Scientific classification
- Kingdom: Animalia
- Phylum: Chordata
- Class: Aves
- Order: Piciformes
- Family: Bucconidae
- Genus: Monasa
- Species: M. nigrifrons
- Binomial name: Monasa nigrifrons (Spix, 1824)

= Black-fronted nunbird =

- Genus: Monasa
- Species: nigrifrons
- Authority: (Spix, 1824)
- Conservation status: LC

Species of bird

The black-fronted nunbird (Monasa nigrifrons) is a species of near-passerine bird in the family Bucconidae, the puffbirds, nunlets, and nunbirds. It is found in Bolivia, Brazil, Colombia, Ecuador, and Peru.

==Taxonomy and systematics==

The black-fronted nunbird has two subspecies, the nominate M. n. nigrifrons and M. n. canescens. Some authors treat it, the black nunbird (M. atra) and the white-fronted nunbird (M. morphoeus) as a superspecies.

==Description==

The black-fronted nunbird is 26 to 29 cm long and weighs 68 to 98 g. The adult of the nominate subspecies is mostly sooty black that is darkest around the bill (the "front"). The rear part of the body is blue-gray and the tail blue-black. The bill is red, the eye dark, and the legs black. M. n. canescens is slightly paler and grayer than the nominate. The juvenile of both is a dirty slate gray with irregular reddish marks.

==Distribution and habitat==

The nominate subspecies of black-fronted nunbird is widespread in the Amazon Basin. It is found in southeastern Colombia, eastern Ecuador, eastern Peru, and much of Brazil. In Brazil it occurs north of the Amazon as far east as the Rio Negro and south of the Amazon as far east as Pará and Alagoas states and south to eastern Mato Grosso do Sul and western São Paulo states. M. n. canescens is found only in eastern Bolivia.

The black-fronted nunbird inhabits a variety of landscapes, but favors trees and bamboo along the margins of rivers and lakes. Principal forest types include várzea, igapó and gallery. It is also found in secondary forest, swampy river islands, transitional forest, and mid-succession to mature floodplain forest. Unlike many other nunbirds, it shuns terra firme forest. In elevation it is found from sea level to 1000 m.

==Behavior==
===Feeding===

The black-fronted nunbird takes most of its prey in flight, though it also picks it from the ground and foliage up to about 6 m above it. Its diet is mostly insects and also includes other arthropods and small lizards and amphibians. It follows troops of primates and army ant swarms to capture prey dislodged by them, and sometimes also joins mixed-species foraging flocks.

===Breeding===

The black-fronted nunbird's breeding season varies geographically but generally spans from April to October. It nests in a hole excavated in a bank or gently sloping or flat ground.
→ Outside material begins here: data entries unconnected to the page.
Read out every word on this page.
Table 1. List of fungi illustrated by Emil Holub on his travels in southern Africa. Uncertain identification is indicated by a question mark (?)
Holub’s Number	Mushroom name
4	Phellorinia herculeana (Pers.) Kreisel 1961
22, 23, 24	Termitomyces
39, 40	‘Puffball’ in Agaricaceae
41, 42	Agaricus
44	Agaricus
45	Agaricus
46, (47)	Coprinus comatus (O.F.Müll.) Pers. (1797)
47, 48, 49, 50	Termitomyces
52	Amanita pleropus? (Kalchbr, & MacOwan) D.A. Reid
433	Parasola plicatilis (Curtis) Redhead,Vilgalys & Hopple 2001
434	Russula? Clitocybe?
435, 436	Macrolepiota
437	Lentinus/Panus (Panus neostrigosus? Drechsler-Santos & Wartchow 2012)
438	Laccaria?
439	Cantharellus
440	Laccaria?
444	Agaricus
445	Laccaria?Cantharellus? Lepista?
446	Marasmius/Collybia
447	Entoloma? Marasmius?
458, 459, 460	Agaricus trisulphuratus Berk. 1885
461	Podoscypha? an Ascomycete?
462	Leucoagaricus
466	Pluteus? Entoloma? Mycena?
The clutch size is three eggs.

===Vocalization===

The black-fronted nunbird's song is " a rapid series of melodious upslurred 'clerry' or 'curry' whistles, broken by [an] occasional downslurred 'turra turra' trill". It is often sung as a chorus by several birds.

==Status==

The IUCN has assessed the black-fronted nunbird as being of Least Concern. It has an extremely large range, but its population has not been quantified and is believed to be decreasing. It is common to abundant in most of its range.